For much of the last quarter of a century, Richey, 51, has taken clients on fishing trips across northern California and all the way to Alaska. Over the past two months, he has watched his fishing guide business collapse due to the COVID-19 crisis.
Fishing guides are not considered essential workers, and in many areas state and local governments have closed boat launches and marinas that would allow him to access the water.
For a while, Richey did something that a guide accustomed to meeting clients long before sunrise rarely gets a chance to do: He slept.
âIt wasn’t really productive,â he said. It made him depressed. He sulked in the house he shares with his wife and their son in South Lake Tahoe.
Richey’s wife Tamara issued an ultimatum: Go fishing. Or else.
“My wife insists that I go out for an hour or two every morning or as often as I can, for mental health reasons,” he said.
The simple act of throwing trout and bass is a welcome respite as he floats around Lake Tahoe in the 10-foot jon boat that he drags down to the water because of the launch ramps. water are closed. He calls the boat his “one man sanity pod.”
Richey moved from the Sacramento area to Tahoe a few months earlier in hopes of changing his business model.
Fishing for salmon and rainbow trout in the rivers of the northern state has long been Richey’s main source of income, but fishing for these species has been difficult in recent years. Drought and habitat decline have made the Central Valley’s fishing seasons a mess. Several recent ones have been terrible.

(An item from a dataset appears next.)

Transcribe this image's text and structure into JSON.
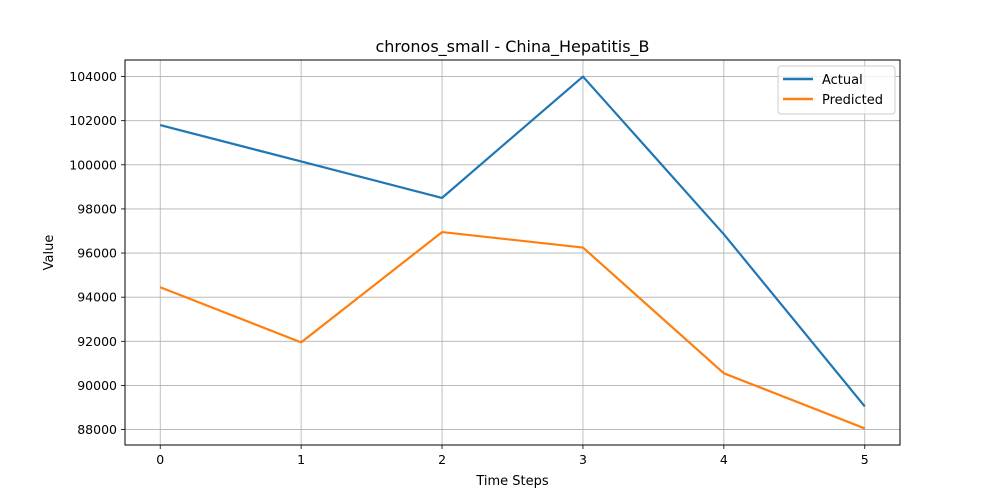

Richey decided he would move to Tahoe and take care of the wealthy clients looking to catch fish in the clear blue waters of Tahoe. He invested in a $ 50,000 boat; the family bought a house for $ 461,000.
He was about to start booking Tahoe for the season when the pandemic stopped him. He also had to cancel his striped bass fishing trips from the Sacramento Valley in the spring. He doesn’t know when he will be able to start guiding again this summer. The Lake Tahoe region is only now starting to discuss lifting its campaign calling for aliens with potential disease to stay away. He heard that the Tahoe boat launches may not be open until July or later.
âIt seemed like a good plan to move here to a more viable fishery and tons of potential customers, but, for now, we are asking potential customers not to be in our city,â he said.
In the absence of money, he tried to get funds from the various stimulus packages and government assistance programs for small businesses, but he is not having much luck. There is about $ 300 million in federal disaster assistance set aside for the fishing industry, with $ 18.3 million going to California, but he doesn’t expect the inside guides get a lot out of it.
So he launches his line every morning.
And he tries not to let uncertainty and fear pull him like an anchor.
âIt’s really hard because I’m the only breadwinner, you know? ” he said.